RIOT icon indicating copy to clipboard operation
RIOT copied to clipboard

periph: GPIO drivers are not thread safe

Open haukepetersen opened this issue 9 years ago • 30 comments

From #4830: The implementation of almost all our GPIO drivers is not thread safe. Though we have not seen the effect of this somewhere, there are possibilities that pin configurations (or for some boards also set/clear operations) might be lost. Example are lines like these:

// from stm32f4 gpio.c -> gpio_init()
port->MODER |= (1 << (2 * pin_num));

This is compiled into a non atomic read-modify-store sequence. So if interrupted and the same register is modified by a different thread, this modification will be lost.

It would be good to find a global solution/best practice on how to mitigate this. My first quick thought would be to actually disable interrupts while writing this reg, as these sequences are very small and mutexes would be too much overhead.

NOTE: The same issue might also effect other peripheral driver than GPIO ones, but as most work on a device-level without (many) shared global registers, the chances are not quite as high.

haukepetersen avatar Feb 21 '16 13:02 haukepetersen

I would start by deciding whether it should be thread-safe. Right now the documentation does not say anything about this topic.

Also - if it is decided it should be thread-safe, please document the realtime side-effects of the implementation.

LudwigKnuepfer avatar Feb 21 '16 15:02 LudwigKnuepfer

For most ARM MCU's we could use bit-banding. This would make it thread safe without extra side effects.

DipSwitch avatar Feb 21 '16 15:02 DipSwitch

Good point. I am not quite sure though which ones to support bit banding, I think not all of the cortexes do...

@LudwigKnuepfer: Yes, they need to be thread safe, otherwise we can always end up with bad behavior as described above. (see also -> #4758). Real-time side effects are almost non existant, as the intervals for which we might have to disable interrupts are very (20 instructions max) short.

haukepetersen avatar Feb 21 '16 15:02 haukepetersen

All STM32 >= Cortex-M3 support Bit-Banding :) Freescale to I belief. On 21 Feb 2016 16:45, "Hauke Petersen" [email protected] wrote:

Good point. I am not quite sure though which ones to support bit banding, I think not all of the cortexes do...

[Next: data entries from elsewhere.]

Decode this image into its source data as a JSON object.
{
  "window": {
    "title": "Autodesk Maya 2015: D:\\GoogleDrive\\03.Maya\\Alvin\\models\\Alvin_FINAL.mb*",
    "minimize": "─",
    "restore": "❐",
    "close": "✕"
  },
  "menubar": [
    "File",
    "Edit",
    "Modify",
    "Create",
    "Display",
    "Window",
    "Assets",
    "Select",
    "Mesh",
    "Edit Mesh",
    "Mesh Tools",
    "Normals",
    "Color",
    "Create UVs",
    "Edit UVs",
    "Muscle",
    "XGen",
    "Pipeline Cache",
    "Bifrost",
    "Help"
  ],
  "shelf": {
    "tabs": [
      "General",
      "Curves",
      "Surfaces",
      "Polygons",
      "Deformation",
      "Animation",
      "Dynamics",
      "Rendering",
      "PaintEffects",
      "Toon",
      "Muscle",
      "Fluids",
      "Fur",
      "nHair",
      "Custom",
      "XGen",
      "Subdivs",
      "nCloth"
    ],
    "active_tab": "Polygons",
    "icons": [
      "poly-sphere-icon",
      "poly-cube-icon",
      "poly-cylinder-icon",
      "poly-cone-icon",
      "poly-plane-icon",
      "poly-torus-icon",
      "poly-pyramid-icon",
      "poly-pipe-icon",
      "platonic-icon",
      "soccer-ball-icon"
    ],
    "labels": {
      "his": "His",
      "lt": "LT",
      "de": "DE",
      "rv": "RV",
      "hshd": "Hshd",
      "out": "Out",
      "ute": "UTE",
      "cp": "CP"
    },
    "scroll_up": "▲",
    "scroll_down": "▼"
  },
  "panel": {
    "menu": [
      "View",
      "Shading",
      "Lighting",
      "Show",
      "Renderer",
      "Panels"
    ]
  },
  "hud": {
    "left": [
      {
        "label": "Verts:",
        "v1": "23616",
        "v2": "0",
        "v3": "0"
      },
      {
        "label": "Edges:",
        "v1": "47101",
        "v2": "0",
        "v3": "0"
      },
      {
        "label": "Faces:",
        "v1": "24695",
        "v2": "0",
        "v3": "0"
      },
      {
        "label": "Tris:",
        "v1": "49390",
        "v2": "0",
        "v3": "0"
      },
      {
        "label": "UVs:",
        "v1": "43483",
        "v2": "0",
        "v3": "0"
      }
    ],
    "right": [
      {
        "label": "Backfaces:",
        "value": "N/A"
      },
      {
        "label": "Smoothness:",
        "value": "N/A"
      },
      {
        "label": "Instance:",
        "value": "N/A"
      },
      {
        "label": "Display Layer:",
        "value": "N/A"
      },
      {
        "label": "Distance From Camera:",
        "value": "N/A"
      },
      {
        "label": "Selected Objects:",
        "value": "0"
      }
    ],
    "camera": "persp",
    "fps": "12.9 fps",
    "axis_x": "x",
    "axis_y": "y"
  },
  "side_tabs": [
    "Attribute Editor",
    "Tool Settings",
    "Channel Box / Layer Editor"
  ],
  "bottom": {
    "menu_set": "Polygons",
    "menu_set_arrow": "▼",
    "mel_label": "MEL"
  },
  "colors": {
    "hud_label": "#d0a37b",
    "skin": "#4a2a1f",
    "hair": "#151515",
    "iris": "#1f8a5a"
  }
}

@LudwigKnuepfer https://github.com/LudwigKnuepfer: Yes, they need to be thread safe, otherwise we can always end up with bad behavior as described above. (see also -> #4758 https://github.com/RIOT-OS/RIOT/issues/4758). Real-time side effects are almost non existant, as the intervals for which we might have to disable interrupts are very (20 instructions max) short.

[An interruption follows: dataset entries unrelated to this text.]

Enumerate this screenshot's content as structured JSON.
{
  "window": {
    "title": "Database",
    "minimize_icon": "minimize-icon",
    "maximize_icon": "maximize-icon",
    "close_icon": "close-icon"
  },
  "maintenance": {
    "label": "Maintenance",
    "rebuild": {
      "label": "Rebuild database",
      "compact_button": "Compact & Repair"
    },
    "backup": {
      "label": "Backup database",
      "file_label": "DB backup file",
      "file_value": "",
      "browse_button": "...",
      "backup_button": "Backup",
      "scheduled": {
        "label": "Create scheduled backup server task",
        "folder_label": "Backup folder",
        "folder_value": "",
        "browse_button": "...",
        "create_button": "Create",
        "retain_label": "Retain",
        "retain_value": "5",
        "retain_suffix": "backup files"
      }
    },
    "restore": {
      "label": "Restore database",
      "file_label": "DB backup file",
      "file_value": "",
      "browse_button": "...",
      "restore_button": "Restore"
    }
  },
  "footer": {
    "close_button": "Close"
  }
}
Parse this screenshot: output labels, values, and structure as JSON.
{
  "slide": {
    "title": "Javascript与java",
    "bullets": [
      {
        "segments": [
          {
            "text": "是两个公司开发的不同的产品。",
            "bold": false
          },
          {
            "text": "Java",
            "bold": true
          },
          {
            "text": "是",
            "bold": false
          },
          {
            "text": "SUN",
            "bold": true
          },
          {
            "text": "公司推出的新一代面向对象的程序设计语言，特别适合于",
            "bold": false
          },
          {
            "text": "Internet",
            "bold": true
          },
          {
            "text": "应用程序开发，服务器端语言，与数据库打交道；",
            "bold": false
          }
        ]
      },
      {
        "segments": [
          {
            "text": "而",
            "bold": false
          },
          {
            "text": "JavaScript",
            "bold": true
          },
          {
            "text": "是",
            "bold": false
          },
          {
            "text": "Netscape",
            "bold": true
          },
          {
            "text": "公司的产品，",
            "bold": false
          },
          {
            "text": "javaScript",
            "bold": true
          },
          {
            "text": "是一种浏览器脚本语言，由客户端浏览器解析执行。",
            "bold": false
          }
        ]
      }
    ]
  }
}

— Reply to this email directly or view it on GitHub https://github.com/RIOT-OS/RIOT/issues/4866#issuecomment-186846646.

DipSwitch avatar Feb 21 '16 15:02 DipSwitch

Yes, they need to be thread safe, otherwise we can always end up with bad behavior as described above.

This is the invariant of operations which are not thread safe, not a reason why this particular interface should be thread safe. If an interface is known not to be thread safe, it can still be used in a thread-safe manner through external measurements. I am not saying the interface should or should not be thread-safe, just pointing this out. So again - there needs to be a decision that we actually want this first ;)

Real-time side effects are almost non existant ...

If they are present they may add up, so please document them unless there is good reason not to do so. I don't understand why you try to argue against this in the first place.

LudwigKnuepfer avatar Feb 21 '16 15:02 LudwigKnuepfer

see also -> #4758

The relevant part seems to be @haukepetersen writing there is a need for thread-safety of these APIs. I could not see any objections to this proposal in that place at the time of this writing.

LudwigKnuepfer avatar Feb 21 '16 15:02 LudwigKnuepfer

we could use bit-banding

That does uglify the code a lot...

kaspar030 avatar Feb 21 '16 19:02 kaspar030

Real-time side effects are almost non existant ...

If they are present they may add up, so please document them unless there is good reason not to do so. I don't understand why you try to argue against this in the first place.

Thing is, there's a lot of work in writing the actual code. Standing in row two and shouting, e.g., "document realtime-sideeffects!" will always be the right thing to do, but at the same time, always be annoying and taking wind out of the effort.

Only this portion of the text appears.